- The North Carolina Senate last week slowed work on a bill that would revive the state's coal ash commission, declining to concur with a version of the measure passed earlier in the state House. Senate Bill 71 will now head to a conference committee where lawmakers will attempt to resolve differences.
- SB 71 would also re-establish the state’s Coal Ash Management Commission (CAMC) under new rules governing the appointment of its seven members. The CAMC was disbanded after a January ruling by the North Carolina Supreme Court that commissioners were subject to legislative influence.
- The bill would also amend North Carolina's Coal Ash Management Act (CAMA) to owners of coal ash sites to provide permanent alternative water supplies to nearby residents with wells found to be contaminated with coal ash residuals. Gov. Pat McCrory has said he would veto the bill.
The state Supreme Court ruled the General Assembly’s power to appoint the majority of the commission’s members constituted undue legislative branch influence over executive branch authority.
Under SB 71, the governor would appoint five commission members. They would be confirmed by lawmakers.
Duke Energy, which owns 32 coal ash waste storage sites in North Carolina, released a statement endorsing SB 71 in general and specifically supporting the provision to re-establish the CAMC. The commission’s role is “vital,” Duke said, “for the disposal of this non-hazardous material.”
The CAMC would determine much about Duke’s responsibility for the closure of the waste sites, including how costs would be allocated between ratepayers and Duke shareholders.
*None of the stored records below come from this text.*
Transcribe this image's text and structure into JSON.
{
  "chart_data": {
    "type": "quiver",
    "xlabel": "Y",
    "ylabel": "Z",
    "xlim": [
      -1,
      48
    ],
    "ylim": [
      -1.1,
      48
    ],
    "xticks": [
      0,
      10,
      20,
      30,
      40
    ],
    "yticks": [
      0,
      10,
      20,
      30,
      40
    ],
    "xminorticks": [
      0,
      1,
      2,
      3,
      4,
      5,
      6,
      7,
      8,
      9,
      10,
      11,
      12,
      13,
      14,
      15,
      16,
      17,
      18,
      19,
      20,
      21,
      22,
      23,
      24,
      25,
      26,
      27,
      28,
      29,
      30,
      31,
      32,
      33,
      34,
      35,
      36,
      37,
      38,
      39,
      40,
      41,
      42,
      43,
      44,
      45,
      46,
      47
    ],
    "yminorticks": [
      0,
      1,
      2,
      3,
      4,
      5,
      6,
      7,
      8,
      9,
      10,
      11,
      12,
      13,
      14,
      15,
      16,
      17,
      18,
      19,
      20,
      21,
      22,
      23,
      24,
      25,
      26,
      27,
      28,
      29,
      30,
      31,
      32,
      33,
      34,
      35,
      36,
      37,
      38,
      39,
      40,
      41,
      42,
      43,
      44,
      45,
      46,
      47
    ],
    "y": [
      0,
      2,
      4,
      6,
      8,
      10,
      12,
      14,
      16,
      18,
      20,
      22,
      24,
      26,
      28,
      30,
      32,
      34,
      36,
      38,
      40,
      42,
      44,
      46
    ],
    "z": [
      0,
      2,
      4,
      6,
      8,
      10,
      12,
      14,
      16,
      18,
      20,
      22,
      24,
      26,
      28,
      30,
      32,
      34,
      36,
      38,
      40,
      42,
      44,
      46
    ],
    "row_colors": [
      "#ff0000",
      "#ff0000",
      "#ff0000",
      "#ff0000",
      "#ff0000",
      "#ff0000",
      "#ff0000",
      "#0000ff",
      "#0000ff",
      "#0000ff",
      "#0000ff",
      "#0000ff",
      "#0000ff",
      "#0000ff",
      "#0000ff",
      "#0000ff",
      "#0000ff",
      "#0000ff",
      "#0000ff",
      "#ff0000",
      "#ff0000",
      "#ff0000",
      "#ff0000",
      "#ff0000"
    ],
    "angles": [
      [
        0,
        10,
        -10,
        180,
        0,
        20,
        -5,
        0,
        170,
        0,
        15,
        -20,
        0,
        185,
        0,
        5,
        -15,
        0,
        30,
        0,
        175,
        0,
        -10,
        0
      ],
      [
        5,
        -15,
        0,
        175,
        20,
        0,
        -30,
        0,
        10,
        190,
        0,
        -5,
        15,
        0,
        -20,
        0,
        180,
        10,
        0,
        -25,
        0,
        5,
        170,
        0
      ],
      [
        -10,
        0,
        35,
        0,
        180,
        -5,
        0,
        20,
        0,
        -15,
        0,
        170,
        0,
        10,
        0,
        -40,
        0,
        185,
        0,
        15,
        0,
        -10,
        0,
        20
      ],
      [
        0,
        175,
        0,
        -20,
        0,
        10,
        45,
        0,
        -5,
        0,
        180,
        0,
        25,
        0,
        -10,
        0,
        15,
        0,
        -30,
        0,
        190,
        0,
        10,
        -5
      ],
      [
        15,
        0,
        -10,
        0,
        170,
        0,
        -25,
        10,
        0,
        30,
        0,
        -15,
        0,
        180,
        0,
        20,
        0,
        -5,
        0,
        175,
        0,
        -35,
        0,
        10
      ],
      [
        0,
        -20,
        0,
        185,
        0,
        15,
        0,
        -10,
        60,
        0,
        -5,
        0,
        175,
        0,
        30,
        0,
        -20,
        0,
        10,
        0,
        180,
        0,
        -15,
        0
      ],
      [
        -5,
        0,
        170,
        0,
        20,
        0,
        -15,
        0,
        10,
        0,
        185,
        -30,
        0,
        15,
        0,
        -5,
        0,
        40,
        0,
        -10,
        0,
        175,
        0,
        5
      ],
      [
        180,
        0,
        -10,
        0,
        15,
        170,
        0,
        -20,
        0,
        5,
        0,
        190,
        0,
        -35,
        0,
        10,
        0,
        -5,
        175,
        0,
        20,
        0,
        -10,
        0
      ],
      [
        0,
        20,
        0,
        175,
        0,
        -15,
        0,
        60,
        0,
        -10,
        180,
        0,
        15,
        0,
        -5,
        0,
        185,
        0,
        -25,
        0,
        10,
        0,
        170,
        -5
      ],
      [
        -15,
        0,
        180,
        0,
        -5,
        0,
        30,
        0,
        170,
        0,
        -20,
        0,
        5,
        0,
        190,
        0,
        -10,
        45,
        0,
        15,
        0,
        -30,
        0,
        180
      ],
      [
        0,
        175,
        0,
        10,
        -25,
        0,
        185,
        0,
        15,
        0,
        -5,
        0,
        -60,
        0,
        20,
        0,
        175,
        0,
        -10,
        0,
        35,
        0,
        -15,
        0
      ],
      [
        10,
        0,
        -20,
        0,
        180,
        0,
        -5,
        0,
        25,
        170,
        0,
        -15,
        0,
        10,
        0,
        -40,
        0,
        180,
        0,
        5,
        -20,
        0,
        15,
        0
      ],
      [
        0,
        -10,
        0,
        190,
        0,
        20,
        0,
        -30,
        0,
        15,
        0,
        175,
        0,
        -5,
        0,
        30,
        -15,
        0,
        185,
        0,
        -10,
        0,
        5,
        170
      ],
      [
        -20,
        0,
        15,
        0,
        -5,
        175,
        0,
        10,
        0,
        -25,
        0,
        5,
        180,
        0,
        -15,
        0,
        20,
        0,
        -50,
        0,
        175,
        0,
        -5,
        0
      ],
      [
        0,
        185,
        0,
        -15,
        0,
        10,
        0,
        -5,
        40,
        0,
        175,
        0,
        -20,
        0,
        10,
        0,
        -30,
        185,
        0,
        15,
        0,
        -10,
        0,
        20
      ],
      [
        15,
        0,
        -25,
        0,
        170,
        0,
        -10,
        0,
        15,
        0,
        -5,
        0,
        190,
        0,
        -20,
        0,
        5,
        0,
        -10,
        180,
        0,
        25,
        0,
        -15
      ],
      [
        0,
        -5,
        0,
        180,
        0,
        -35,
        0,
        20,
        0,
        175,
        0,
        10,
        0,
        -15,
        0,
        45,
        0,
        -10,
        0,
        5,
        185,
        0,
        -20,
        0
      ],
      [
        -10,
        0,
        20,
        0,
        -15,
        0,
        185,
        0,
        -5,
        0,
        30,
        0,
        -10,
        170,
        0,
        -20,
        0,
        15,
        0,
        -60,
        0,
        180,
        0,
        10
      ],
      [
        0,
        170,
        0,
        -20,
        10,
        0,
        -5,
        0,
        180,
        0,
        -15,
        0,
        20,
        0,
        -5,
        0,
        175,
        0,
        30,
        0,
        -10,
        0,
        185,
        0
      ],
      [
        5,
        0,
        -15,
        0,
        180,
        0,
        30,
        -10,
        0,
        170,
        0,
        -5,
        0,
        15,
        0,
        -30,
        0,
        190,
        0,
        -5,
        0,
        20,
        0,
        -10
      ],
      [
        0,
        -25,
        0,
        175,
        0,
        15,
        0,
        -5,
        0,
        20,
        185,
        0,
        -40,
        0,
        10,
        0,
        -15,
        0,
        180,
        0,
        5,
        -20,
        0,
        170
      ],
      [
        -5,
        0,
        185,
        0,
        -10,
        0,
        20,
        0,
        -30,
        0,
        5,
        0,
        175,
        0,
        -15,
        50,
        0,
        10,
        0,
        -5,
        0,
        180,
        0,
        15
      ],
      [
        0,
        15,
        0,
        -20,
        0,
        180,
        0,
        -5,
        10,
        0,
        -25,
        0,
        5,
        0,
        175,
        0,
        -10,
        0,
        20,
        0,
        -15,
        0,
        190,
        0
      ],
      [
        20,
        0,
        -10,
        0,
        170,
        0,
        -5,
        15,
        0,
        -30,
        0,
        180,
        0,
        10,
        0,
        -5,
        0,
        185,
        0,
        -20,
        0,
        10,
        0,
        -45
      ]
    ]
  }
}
Gov. McCrory has said he would veto the bill, saying the commission is unconstitutional and would undermine enviornmental protections, the AP reports.
The previous week, the North Carolina Department of Environmental Quality (NCDEQ) ruled that, under the terms of the CAMA, Duke must excavate coal ash from all state holding ponds by 2024. Eight ponds, named as high priority sites, must be closed by 2019.
In the same ruling, however, the NCDEQ said the deadlines required by CAMA would prevent Duke from doing the cleanup adequately and asked the legislature to amend the law to give the utility more time. Enviornmental and consumer advocacy groups in the state criticised the move, calling it an example of lax regulation — something Duke and DEQ deny.